Shahzad's wife spoke English, but was apparently so insecure about her language ability that she told people she did not, Thurman said.
"I never knew she spoke English until it was time for her to move," Thurman said.
Shahzad's wife told Thurman in July 2009 that the family was moving to Missouri. A few weeks after they left their home, the lender foreclosed on the property and changed the locks, the neighbor said.
Shahzad had made international calls in recent weeks, but said he acted alone in the attempted bombing, investigators said.
Cell phone calls conducted for the purchase of the vehicle used in Saturday's bombing attempt helped lead police to the suspect, law enforcement sources said.

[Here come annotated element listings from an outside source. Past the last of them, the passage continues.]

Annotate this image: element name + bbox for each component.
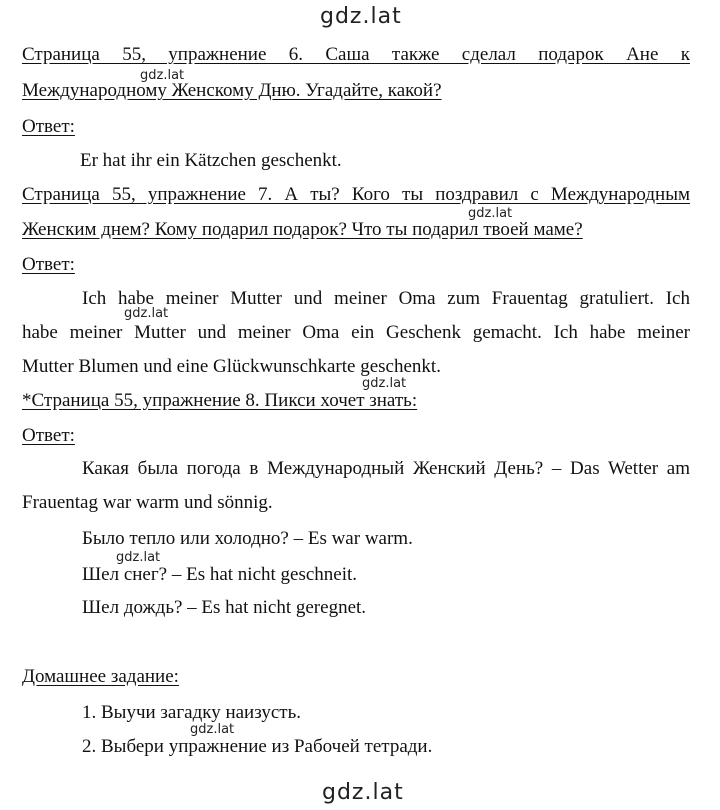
exercise-7-question-line-1: Страница 55, упражнение 7. А ты? Кого ты поздравил с Международным [22, 184, 690, 205]
watermark: gdz.lat [190, 722, 235, 737]
watermark: gdz.lat [362, 376, 407, 391]
exercise-7-answer-line-2: habe meiner Mutter und meiner Oma ein Geschenk gemacht. Ich habe meiner [22, 322, 690, 343]
exercise-8-answer-1-line-2: Frauentag war warm und sönnig. [22, 492, 273, 513]
watermark: gdz.lat [116, 550, 161, 565]
homework-item-1: 1. Выучи загадку наизусть. [82, 702, 301, 723]
exercise-8-answer-3: Шел снег? – Es hat nicht geschneit. [82, 564, 358, 585]
exercise-8-answer-1-line-1: Какая была погода в Международный Женский День? – Das Wetter am [82, 458, 690, 479]
exercise-8-answer-label: Ответ: [22, 425, 75, 446]
watermark-top: gdz.lat [320, 4, 402, 29]
watermark: gdz.lat [468, 206, 513, 221]
exercise-6-question-line-2: Международному Женскому Дню. Угадайте, какой? [22, 80, 442, 101]
homework-label: Домашнее задание: [22, 666, 179, 687]
exercise-6-question-line-1: Страница 55, упражнение 6. Саша также сделал подарок Ане к [22, 44, 690, 65]
exercise-8-question: *Страница 55, упражнение 8. Пикси хочет знать: [22, 390, 418, 411]
exercise-8-answer-4: Шел дождь? – Es hat nicht geregnet. [82, 597, 367, 618]
exercise-7-question-line-2: Женским днем? Кому подарил подарок? Что ты подарил твоей маме? [22, 219, 583, 240]
homework-item-2: 2. Выбери упражнение из Рабочей тетради. [82, 736, 433, 757]
exercise-7-answer-line-3: Mutter Blumen und eine Glückwunschkarte geschenkt. [22, 356, 441, 377]
exercise-7-answer-label: Ответ: [22, 254, 75, 275]
exercise-6-answer: Er hat ihr ein Kätzchen geschenkt. [80, 150, 342, 171]
exercise-8-answer-2: Было тепло или холодно? – Es war warm. [82, 528, 413, 549]
watermark: gdz.lat [124, 306, 169, 321]
watermark-bottom: gdz.lat [322, 780, 404, 805]
exercise-6-answer-label: Ответ: [22, 116, 75, 137]
watermark: gdz.lat [140, 68, 185, 83]
exercise-7-answer-line-1: Ich habe meiner Mutter und meiner Oma zum Frauentag gratuliert. Ich [82, 288, 690, 309]
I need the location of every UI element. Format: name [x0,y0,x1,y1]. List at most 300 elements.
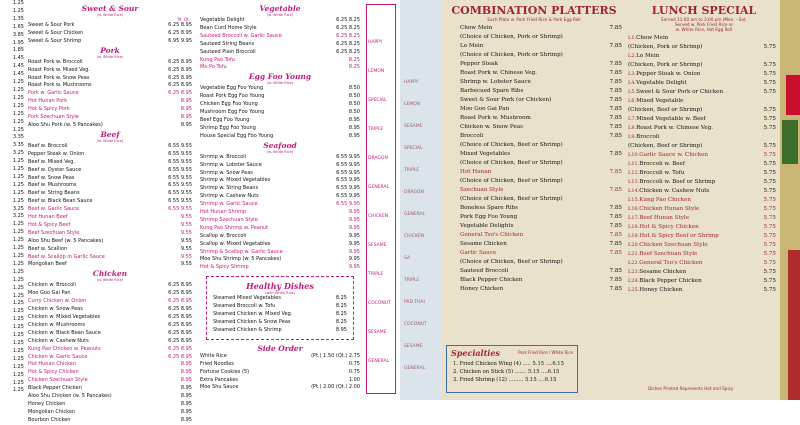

Sources said investigators got cell phone information from the daughter of the Nissan Pathfinder owner. She sold the vehicle to Shahzad on behalf of her father.
She had been talking on the phone to Shahzad in arranging the purchase of the SUV, which was advertised for sale on Craigslist.
The Nissan Pathfinder was parked in Times Square containing propane tanks, fertilizer and gasoline on Saturday night. After police retrieved the vehicle identification number of the Pathfinder, they located the registered owner of the vehicle.
The sources said the owner's daughter had met with Shahzad at a Stratford, Connecticut, grocery store, for the sale. Shahzad took the car for a test drive in the parking lot and bought the vehicle for $1,800 in cash.
Bridgeport, where Shahzad resides, is a working class city of 130,000 on Long Island Sound, 66 miles northeast of New York City. Per capita income there is 26 percent below the national average, and 27 percent of its residents are foreign-born, more than twice the national average, according to the U.S. Census Bureau.